King: Public Transport Management Bill
11 September, 2008
Public Transport Management Bill - speech
Speech to parliament fo the Third Reading of the Bill
I move that the Public Transport Management Bill be read a third time.
Madam Speaker, this Bill enables regional councils to require improvements to New Zealand’s public transport system.
Regional councils will be empowered to impose greater controls over commercial (non-contracted) public transport services. The Bill also provides a mechanism enabling regional councils to require that some or all public transport services be provided under contract.
This Bill does not tell regional councils how to run their public transport systems; it simply gives them the tools to run them as effectively as possible.

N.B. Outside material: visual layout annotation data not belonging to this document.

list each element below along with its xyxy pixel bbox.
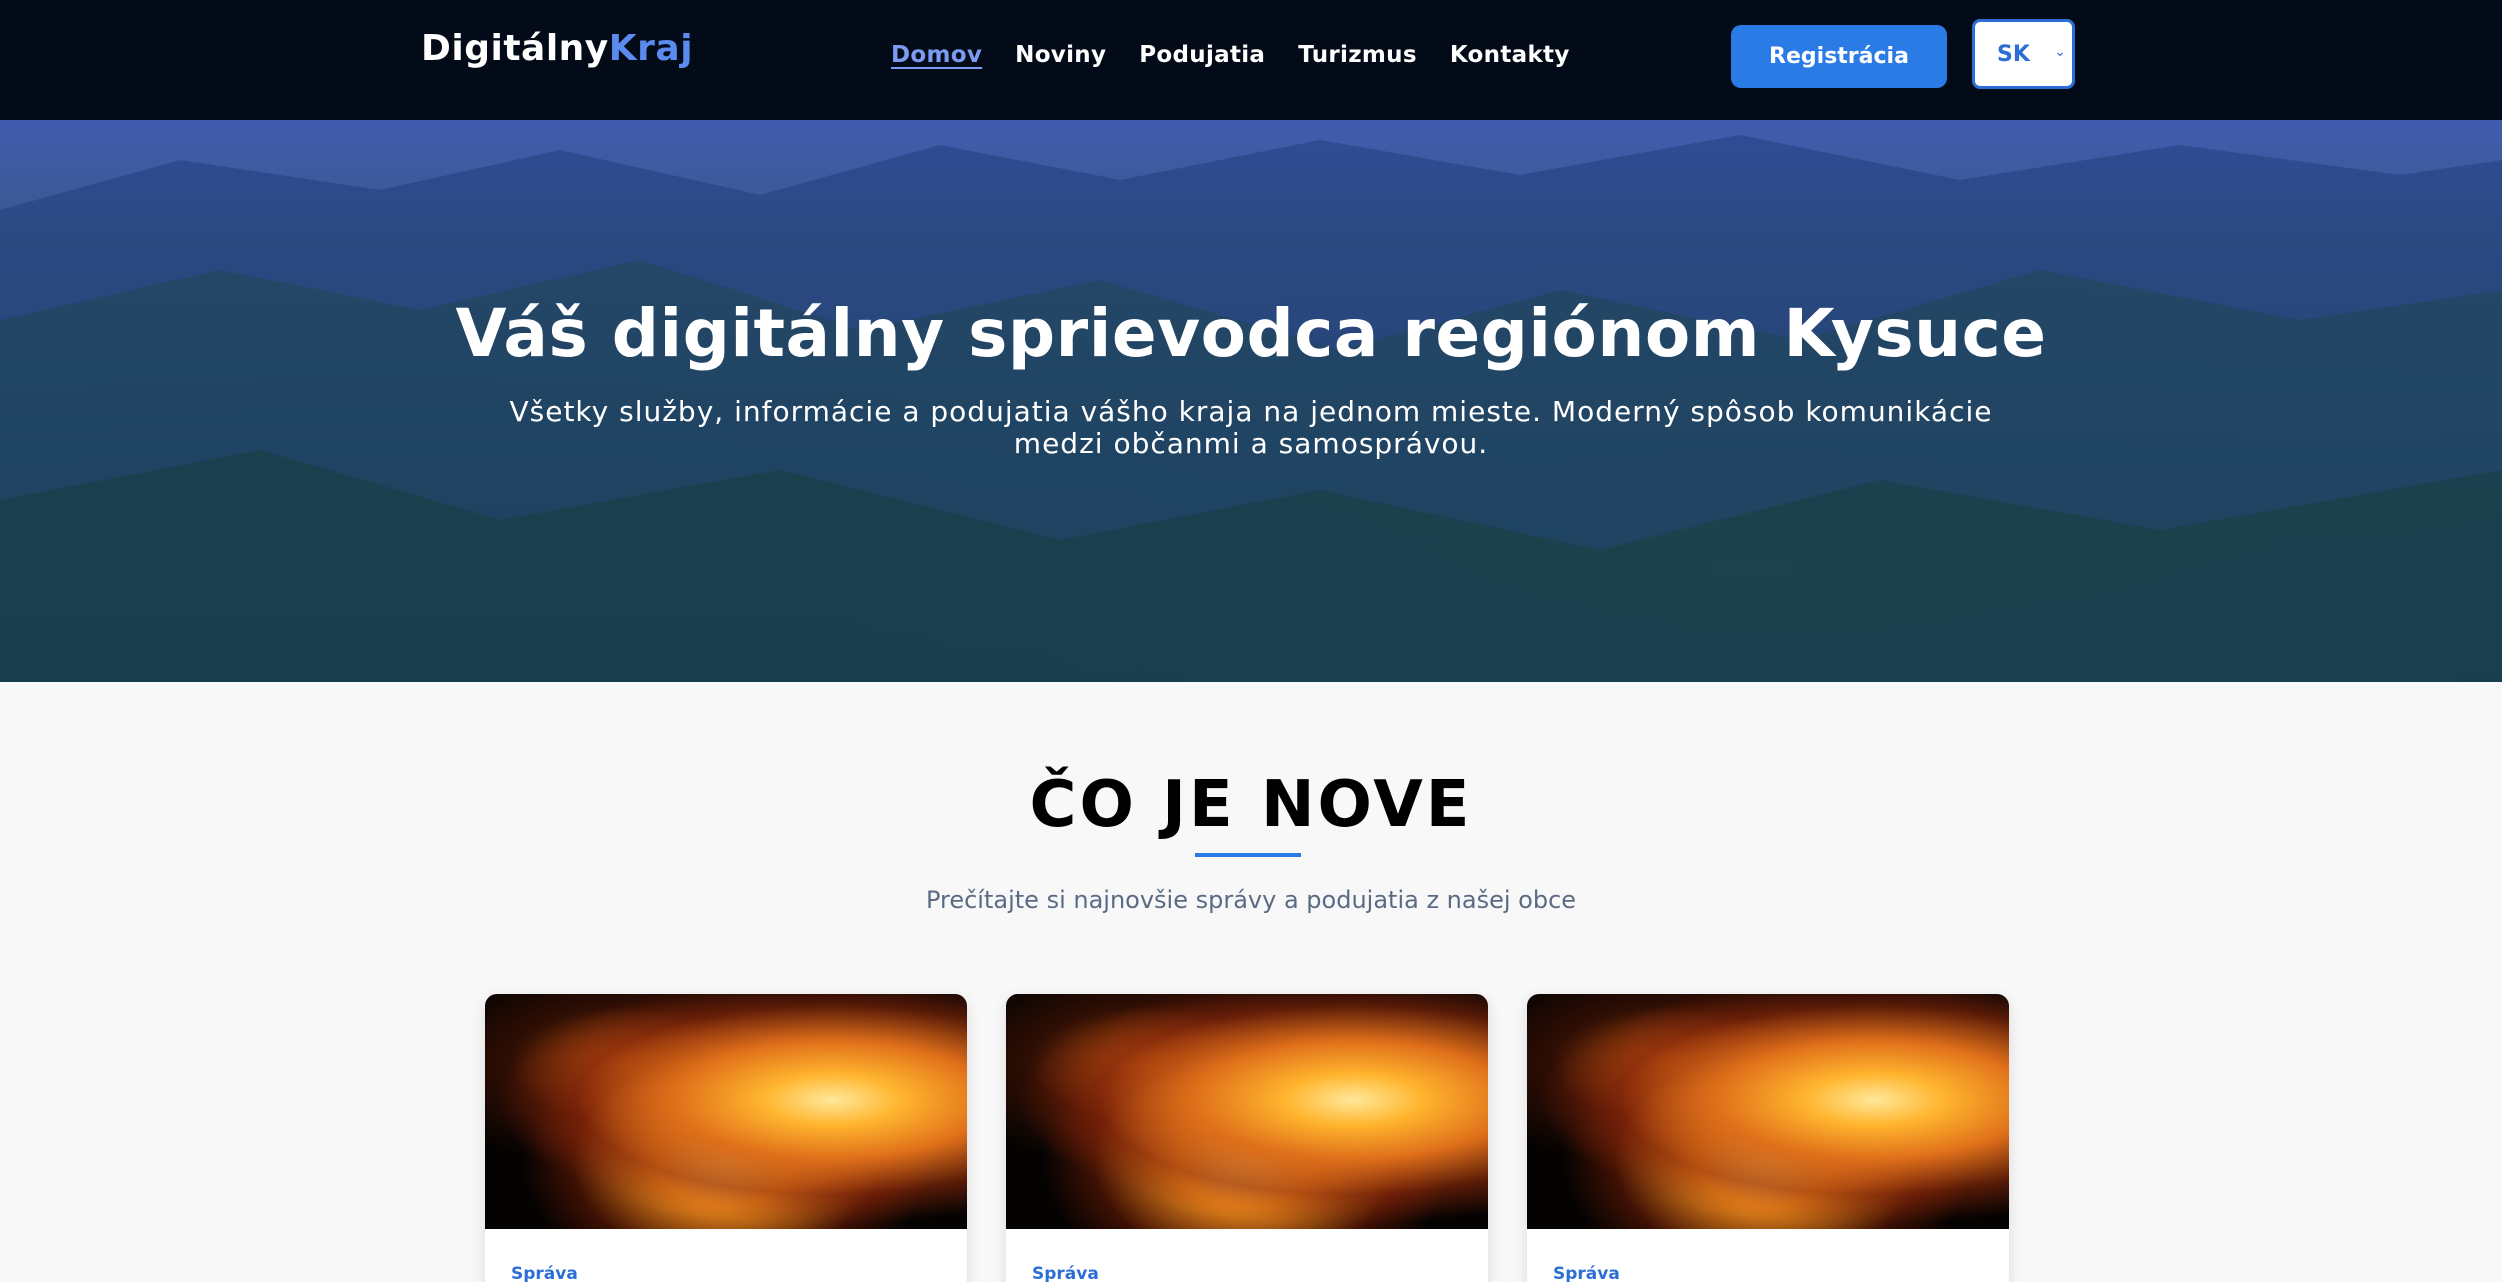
nav-item-turizmus[interactable]: Turizmus	[1298, 42, 1417, 68]
hero-subtitle: Všetky služby, informácie a podujatia vá…	[509, 395, 1993, 460]
language-select[interactable]: SK ⌄	[1972, 19, 2075, 89]
nav-item-noviny[interactable]: Noviny	[1015, 42, 1106, 68]
register-button[interactable]: Registrácia	[1731, 25, 1947, 88]
news-card-category[interactable]: Správa	[1553, 1264, 1620, 1282]
news-card-category[interactable]: Správa	[511, 1264, 578, 1282]
news-card[interactable]: Správa	[1527, 994, 2009, 1282]
news-card[interactable]: Správa	[485, 994, 967, 1282]
nav-item-domov[interactable]: Domov	[891, 42, 982, 68]
site-header: DigitálnyKraj Domov Noviny Podujatia Tur…	[0, 0, 2502, 120]
news-card-category[interactable]: Správa	[1032, 1264, 1099, 1282]
news-section-title: ČO JE NOVE	[1029, 768, 1473, 842]
news-section-subtitle: Prečítajte si najnovšie správy a podujat…	[925, 886, 1577, 914]
title-underline	[1195, 853, 1301, 857]
nav-item-kontakty[interactable]: Kontakty	[1450, 42, 1570, 68]
hero-title: Váš digitálny sprievodca regiónom Kysuce	[455, 295, 2047, 372]
news-card-image	[1527, 994, 2009, 1229]
news-card[interactable]: Správa	[1006, 994, 1488, 1282]
news-card-image	[485, 994, 967, 1229]
logo-accent-text: Kraj	[608, 28, 694, 69]
logo-main-text: Digitálny	[421, 28, 609, 69]
nav-item-podujatia[interactable]: Podujatia	[1139, 42, 1265, 68]
news-card-image	[1006, 994, 1488, 1229]
chevron-down-icon: ⌄	[2054, 44, 2066, 60]
language-value: SK	[1997, 42, 2030, 67]
main-nav: Domov Noviny Podujatia Turizmus Kontakty	[891, 42, 1570, 68]
site-logo[interactable]: DigitálnyKraj	[421, 28, 693, 69]
hero-section: Váš digitálny sprievodca regiónom Kysuce…	[0, 120, 2502, 682]
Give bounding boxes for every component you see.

Regional councils will be able to set longer notice periods for commercial public transport providers in commencing, varying and withdrawing services. This will allow more time to respond to changes and ensure the continued delivery of services to communities.
Regional councils will have greater access to information, such as detailed patronage statistics. This will enable more effective planning of public transport and development of regional public transport plans.
Where this information is commercially sensitive strict requirements will be in place governing its release.
The Bill also gives regional councils greater monitoring powers to ensure that commercial services are meeting controls.
councils will be able to set quality and performance
standards, enable the integration of services, ticketing and
fares, and where justified, require bundling of
To ensure that any controls set by regional councils are justified, the Bill also includes an oversight mechanism to allow existing commercial public transport operators the right to appeal to the Environment Court.
The role and process for development of regional public transport plans have been improved and clarified. The NZ Transport Agency will be producing guidelines to assist regional councils with the new requirements for regional public transport plans.
The Bill defines the transport disadvantaged, outlines clear accessibility standards that may be set to benefit them, and recognises accessibility issues go beyond simply being able to get onto a bus or ferry.
Finally, the Bill enables regional councils to require that some or all public transport services must be provided as contracted services. Councils would be able to discontinue commercial services and operate what would be known as a ‘contracting regime’.
It will be up to each region to decide whether they adopt a contracting regime or not.
As this aspect of the Bill will have a significant effect on operators who have existing commercial services discontinued, regional councils are required to consider a number of factors when adopting a contracting regime. Transitional arrangements must be put in place and existing operators would have a right of appeal to the Environment Court.
Madam Speaker, I move that the Public Transport Management Bill 2007 be read a third time.